第二章 第一話 真価
セリナの技「狼牙爆裂拳」のモトネタは、「ペガサス彗星拳」です。
わかった方はいますか?
自由都市エルフィア・・・
トラルティアとウズドガルドの緩衝地帯の中立都市であり、南西大陸ラムンセンとの玄関口となっている町である。
この町を創ったのは、ティアムルの家臣であった黄金騎士エルフィアである。
ただ・・・現在は、盗賊団によって荒らされている。
そこで、レイストたちは、彼らの本拠地である、北の塔へ向かっていた。
「その鎧、かっこいいね!でも勝手に買い換えていいの?」
レイストが着ている鎧は、ミスリルという金属の中級品である『シルバーミスリル』である。

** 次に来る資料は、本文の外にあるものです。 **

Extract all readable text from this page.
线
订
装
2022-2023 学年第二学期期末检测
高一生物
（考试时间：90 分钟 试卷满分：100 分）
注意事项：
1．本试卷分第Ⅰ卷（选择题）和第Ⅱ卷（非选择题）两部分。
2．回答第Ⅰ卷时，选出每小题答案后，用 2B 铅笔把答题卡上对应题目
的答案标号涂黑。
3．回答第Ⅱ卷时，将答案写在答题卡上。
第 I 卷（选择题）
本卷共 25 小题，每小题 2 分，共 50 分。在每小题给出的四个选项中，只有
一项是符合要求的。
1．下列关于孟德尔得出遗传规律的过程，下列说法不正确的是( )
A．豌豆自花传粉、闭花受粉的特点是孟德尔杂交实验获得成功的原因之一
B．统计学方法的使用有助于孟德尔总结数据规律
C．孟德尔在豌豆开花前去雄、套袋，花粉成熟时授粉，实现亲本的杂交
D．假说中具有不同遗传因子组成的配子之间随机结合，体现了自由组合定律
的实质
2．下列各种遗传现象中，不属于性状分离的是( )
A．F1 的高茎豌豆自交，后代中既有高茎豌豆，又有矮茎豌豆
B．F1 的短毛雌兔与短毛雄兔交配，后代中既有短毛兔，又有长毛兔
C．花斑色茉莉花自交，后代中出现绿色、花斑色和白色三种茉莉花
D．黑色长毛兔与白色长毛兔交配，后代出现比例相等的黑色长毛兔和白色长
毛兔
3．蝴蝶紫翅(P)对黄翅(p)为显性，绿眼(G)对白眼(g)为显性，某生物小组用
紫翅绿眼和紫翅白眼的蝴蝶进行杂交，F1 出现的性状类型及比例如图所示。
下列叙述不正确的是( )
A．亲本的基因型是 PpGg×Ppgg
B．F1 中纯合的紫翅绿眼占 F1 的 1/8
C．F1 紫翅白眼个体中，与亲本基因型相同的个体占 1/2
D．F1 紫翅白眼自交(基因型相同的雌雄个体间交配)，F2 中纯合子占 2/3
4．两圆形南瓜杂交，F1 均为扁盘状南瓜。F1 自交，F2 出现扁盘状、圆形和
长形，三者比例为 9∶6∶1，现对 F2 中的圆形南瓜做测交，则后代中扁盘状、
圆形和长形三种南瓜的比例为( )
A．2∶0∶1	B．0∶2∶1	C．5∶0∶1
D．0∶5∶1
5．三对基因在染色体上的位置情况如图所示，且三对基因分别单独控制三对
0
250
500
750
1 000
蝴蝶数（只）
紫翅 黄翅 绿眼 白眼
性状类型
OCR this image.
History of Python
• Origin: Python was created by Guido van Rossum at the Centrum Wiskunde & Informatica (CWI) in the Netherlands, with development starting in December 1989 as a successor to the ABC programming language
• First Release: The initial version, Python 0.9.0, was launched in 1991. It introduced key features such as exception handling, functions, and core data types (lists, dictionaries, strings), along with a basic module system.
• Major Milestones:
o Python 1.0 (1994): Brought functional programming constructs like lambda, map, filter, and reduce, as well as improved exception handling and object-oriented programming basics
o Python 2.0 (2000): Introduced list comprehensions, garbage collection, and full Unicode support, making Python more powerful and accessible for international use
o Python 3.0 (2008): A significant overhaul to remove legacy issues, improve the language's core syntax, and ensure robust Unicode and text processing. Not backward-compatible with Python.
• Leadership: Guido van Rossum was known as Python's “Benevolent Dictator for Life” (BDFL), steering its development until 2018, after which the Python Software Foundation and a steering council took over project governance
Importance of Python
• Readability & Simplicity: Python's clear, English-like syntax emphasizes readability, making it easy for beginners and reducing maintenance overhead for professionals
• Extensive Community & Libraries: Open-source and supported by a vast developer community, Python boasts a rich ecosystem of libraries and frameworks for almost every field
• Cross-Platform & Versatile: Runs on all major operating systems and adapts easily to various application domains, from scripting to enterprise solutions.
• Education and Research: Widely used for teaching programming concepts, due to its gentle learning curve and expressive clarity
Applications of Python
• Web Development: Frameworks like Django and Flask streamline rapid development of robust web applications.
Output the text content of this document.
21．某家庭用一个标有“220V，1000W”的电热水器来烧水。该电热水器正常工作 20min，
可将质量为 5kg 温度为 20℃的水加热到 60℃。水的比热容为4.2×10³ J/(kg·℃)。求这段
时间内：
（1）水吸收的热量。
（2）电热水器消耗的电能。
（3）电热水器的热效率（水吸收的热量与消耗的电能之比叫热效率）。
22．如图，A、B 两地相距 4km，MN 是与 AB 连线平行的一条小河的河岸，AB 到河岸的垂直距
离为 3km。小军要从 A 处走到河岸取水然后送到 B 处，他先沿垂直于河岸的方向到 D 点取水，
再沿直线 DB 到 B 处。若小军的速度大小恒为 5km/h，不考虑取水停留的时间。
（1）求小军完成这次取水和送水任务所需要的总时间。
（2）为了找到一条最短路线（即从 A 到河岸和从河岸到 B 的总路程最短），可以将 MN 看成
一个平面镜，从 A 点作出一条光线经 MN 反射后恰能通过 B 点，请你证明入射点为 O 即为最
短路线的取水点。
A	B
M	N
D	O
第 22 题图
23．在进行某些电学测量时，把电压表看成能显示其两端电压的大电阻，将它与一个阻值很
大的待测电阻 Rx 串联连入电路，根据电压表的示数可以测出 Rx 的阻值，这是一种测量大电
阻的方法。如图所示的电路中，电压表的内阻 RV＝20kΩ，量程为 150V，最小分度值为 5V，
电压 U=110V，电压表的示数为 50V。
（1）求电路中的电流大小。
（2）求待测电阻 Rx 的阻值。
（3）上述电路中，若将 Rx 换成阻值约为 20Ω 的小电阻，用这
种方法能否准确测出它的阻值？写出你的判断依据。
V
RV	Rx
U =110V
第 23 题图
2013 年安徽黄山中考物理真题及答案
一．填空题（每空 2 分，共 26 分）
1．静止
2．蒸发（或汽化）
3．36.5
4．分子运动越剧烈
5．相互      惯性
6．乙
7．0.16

「あくまで、儀礼用の鎧にこだわらなこてもいいんだ。」
実は、騎士階級に適用される鎧は、下から、
鋼鉄、青銅、白銀、黄金と四種。
この四種は、階級が上がるごとに軽くなる。
ちなみにセリナは、胴回りにシルバーミスリルのブレストプレート、両腕に同じ金属の手甲を着用している。
魔導師の塔・・・
盗賊団が根城にしている塔である。
なぜ、こう呼ばれるかは定かではない。
ただ・・・
重い鋼鉄製の扉のせいで、入れない。
鍵が掛かっているようだ。
「どうするかな・・・」
すると、セリナが尻尾をゆっくり左右に振りつつ、扉に近づく。
「どいて。」
言うが早いか、セリナが、息を吸い込む。
「はああああああああああっ!」
そのまま右足で、床を蹴り、右拳を叩き込む!
「狼牙爆裂拳!」
どごおおおおおおおおおおおおおん!
ただの一撃で、扉は砕かれた。
「た・・・たった一発で・・・」
「ん?違うよ。百発。」
「へっ?」
「一秒間に百発叩き込んだの。」
あまりにも凄まじい威力である。